The outcry was such that the Liberals could no longer ignore the mess of their own making. But with an election coming, neither did they want to face up to the strong measures needed to bend downward the rate curve.
So in early 2017, they resorted to a brazen political dodge. They commissioned a review from Ernst and Young, the same accounting firm that produced the report the Liberals had gutted in late 2014.
“The objective is to obtain recommendations following a comprehensive examination of all key cost drivers impacting the affordability and sustainability of basic insurance rates, and potential mitigation strategies,” the government release read in part.
Which is not to suggest that the Liberals expected the firm to come back with a dramatically different set of findings and mitigation strategies than the ones they had rejected two years earlier.
The fine print of the contract suggested they only really cared about one thing: “The consultant will deliver a preliminary report to the ICBC board not later than June 30, 2017.”
The deadline was almost two months after the scheduled date for that year’s provincial election.
By the time the consultant would report back with the latest instalment of bad news, the B.C. Liberals expected to be safely ensconced in their next term with a fresh mandate and four years to tackle the mess at ICBC.
But the Liberals outsmarted themselves.

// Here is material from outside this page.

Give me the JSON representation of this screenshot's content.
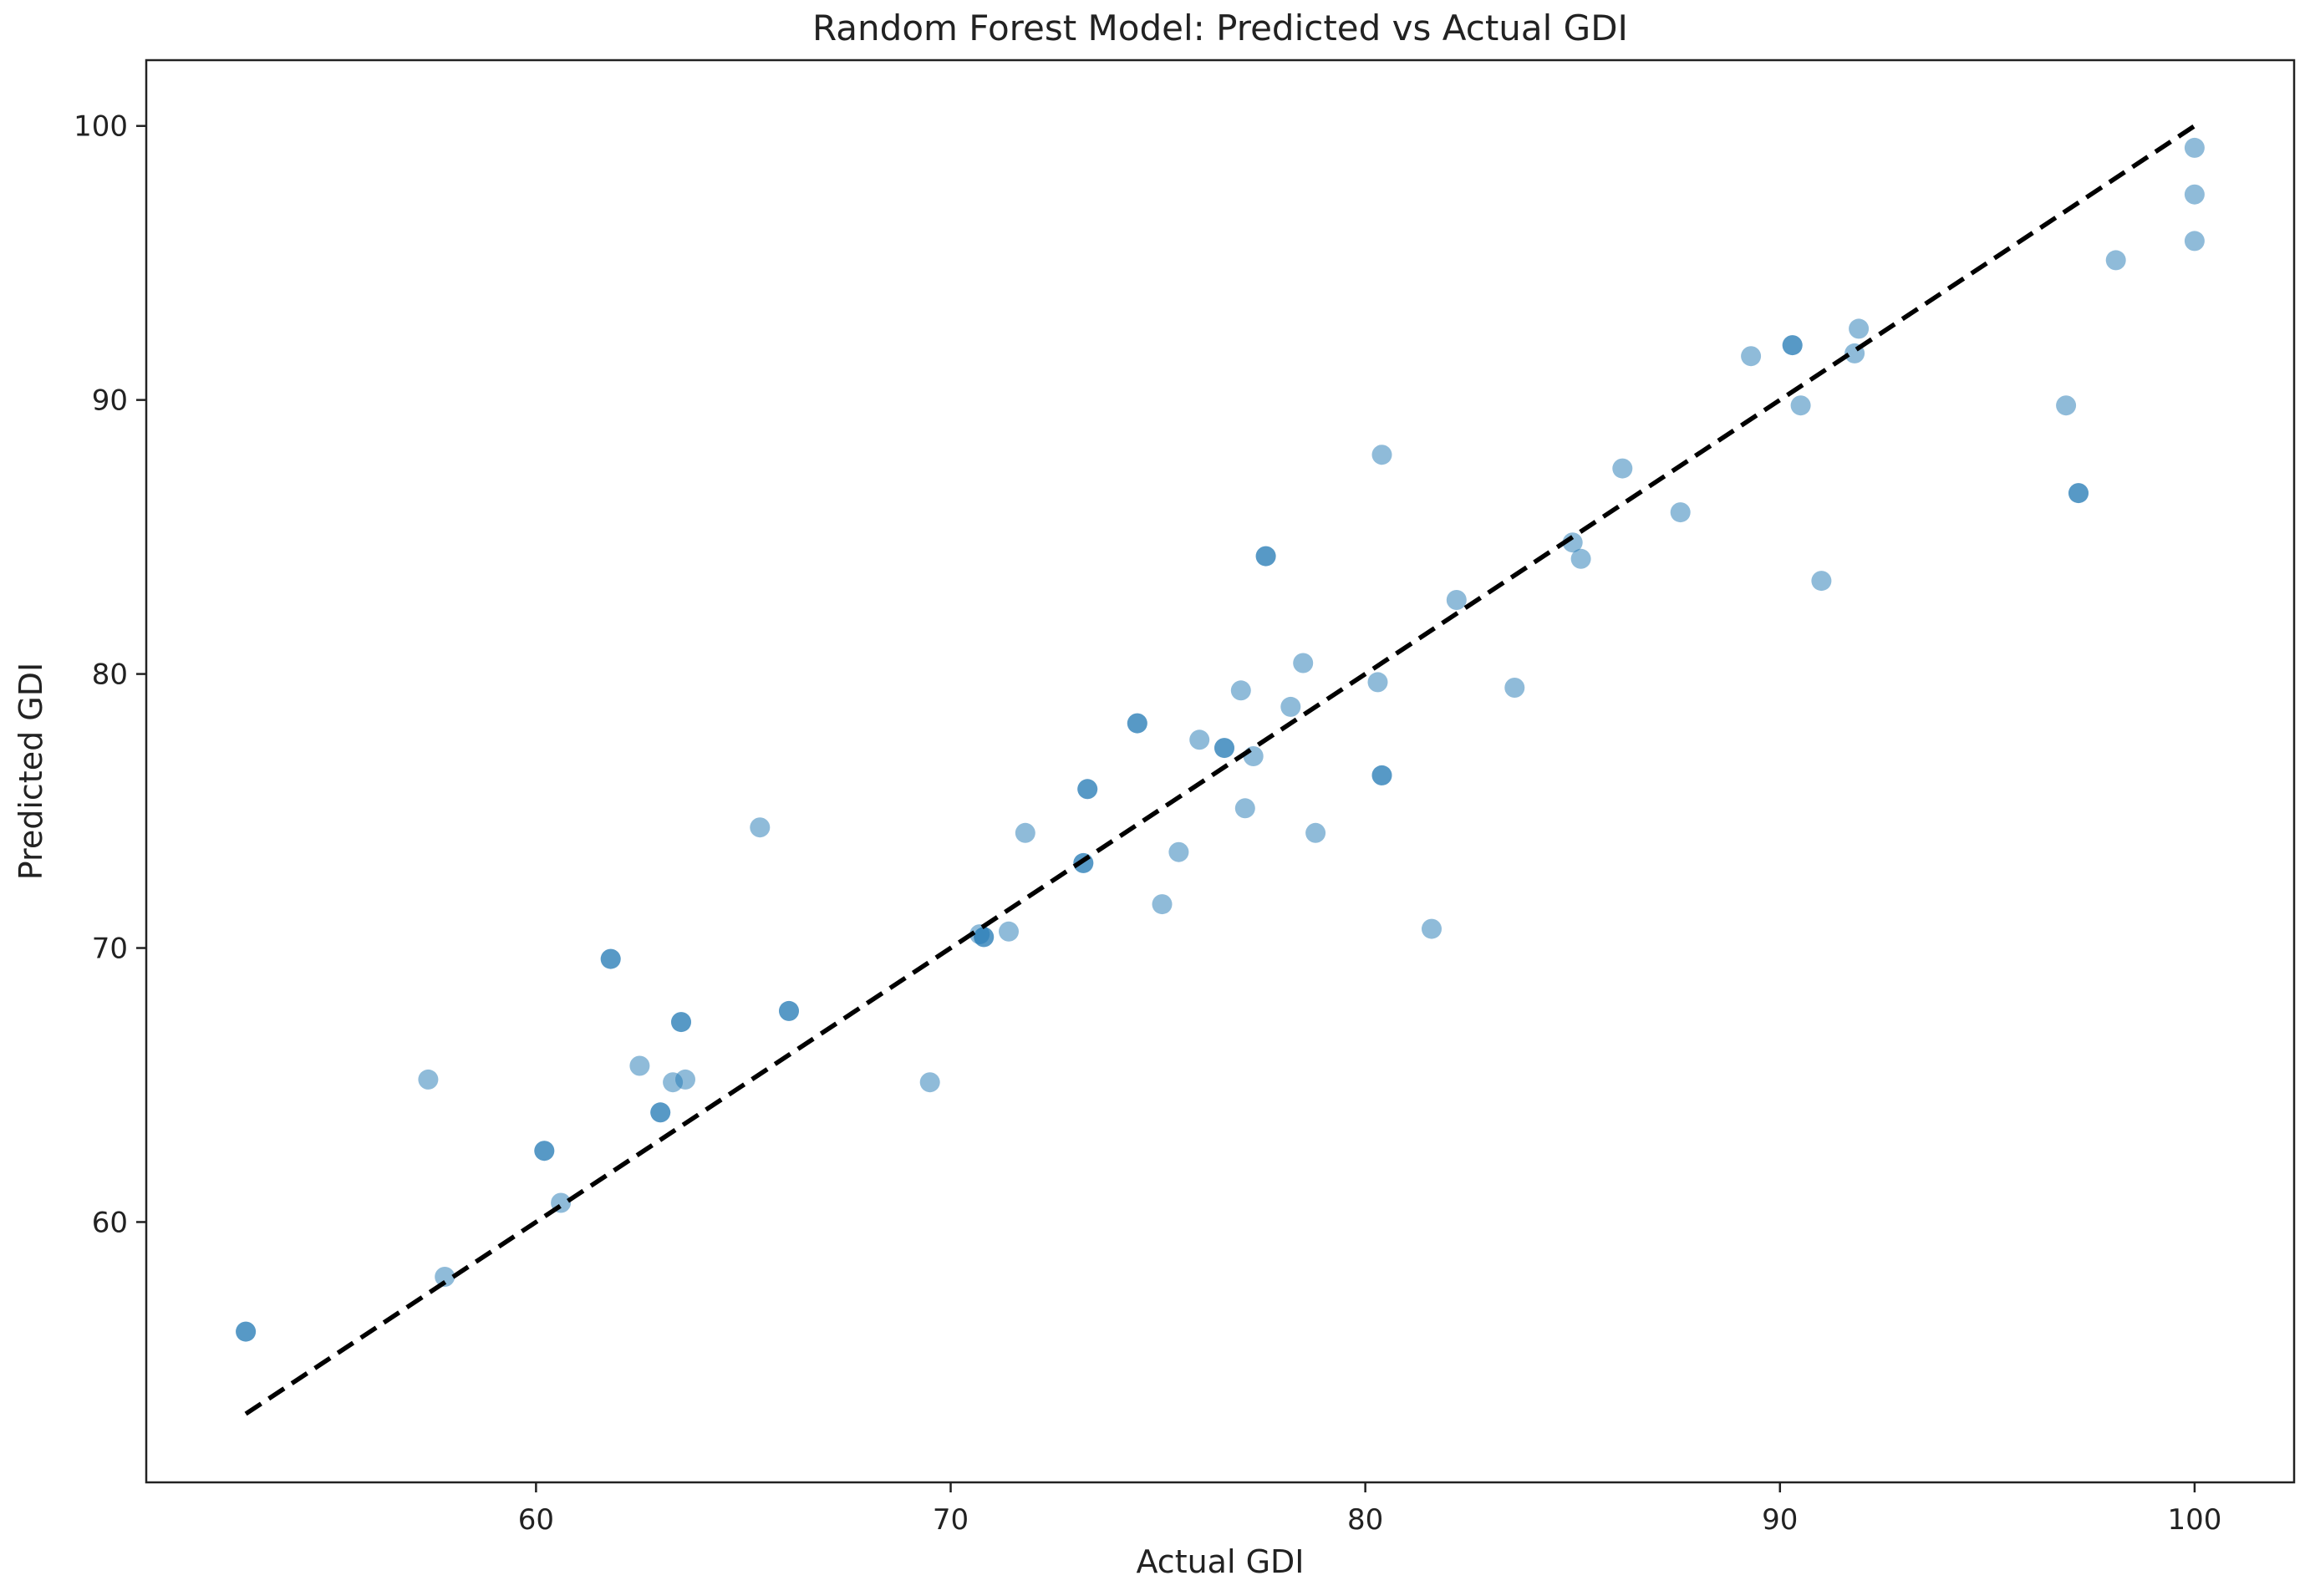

For on June 29, Premier Christy Clark, having lost her legislative majority and a confidence vote in the legislature, was engaged in a desperate and futile effort to save the Liberal hold on power.
Clark met with Lt.-Gov. Judith Guichon and urged her to dissolve the legislature and clear the way for another election. Guichon rejected the advice and instead called on John Horgan to form government.
So it was that the Ernst and Young report, with its projections of billion-dollar losses and looming rate increases at ICBC, fell into the hands of Horgan and the New Democrats.
Payback time. For 16 years the Liberals had lashed the New Democrats for their record in “the dismal decade of the 1990s.” Now the NDP had documented proof of Liberal recklessness, incompetence and cover-up.
Thus was born the legend of the “dumpster fire,” which continued to play out this week, as the New Democrats announced they were moving the province to full-blown no-fault auto insurance.
The shift is not without potential controversies, witness the NDP’s attempt to persuade the media to refer to it as “auto plan care enhancements” (ACE) instead of the hated term “no-fault.”
Still, there was no overlooking the desperation of the Opposition Liberals this week as they scrambled to adjust to the changing landscape around auto insurance.
No longer did it make sense to complain about out-of-control premiums, with the New Democrats freezing rates this year and promising a 20-per-cent cut next year.
Nor was there much to be gained from trying to drum up public sympathy for the trial lawyers, although Liberal leader Andrew Wilkinson said at one point that he was “not at all concerned about being on the side of the lawyers.”
The Liberals repeated calls for ICBC to be subjected to greater competition, never mind that they promised that the last time they were in Opposition and changed their minds when they got into government.
But for the most part, they complained that ICBC can’t be trusted, remains in a financial mess, and does a poor job of serving its customers. Which is true enough, so long as one overlooks how the Liberals started it all during their time in office.
In that respect, they could be compared to the arsonist who started a dumpster fire, then complained that his hands were blistered by the flames.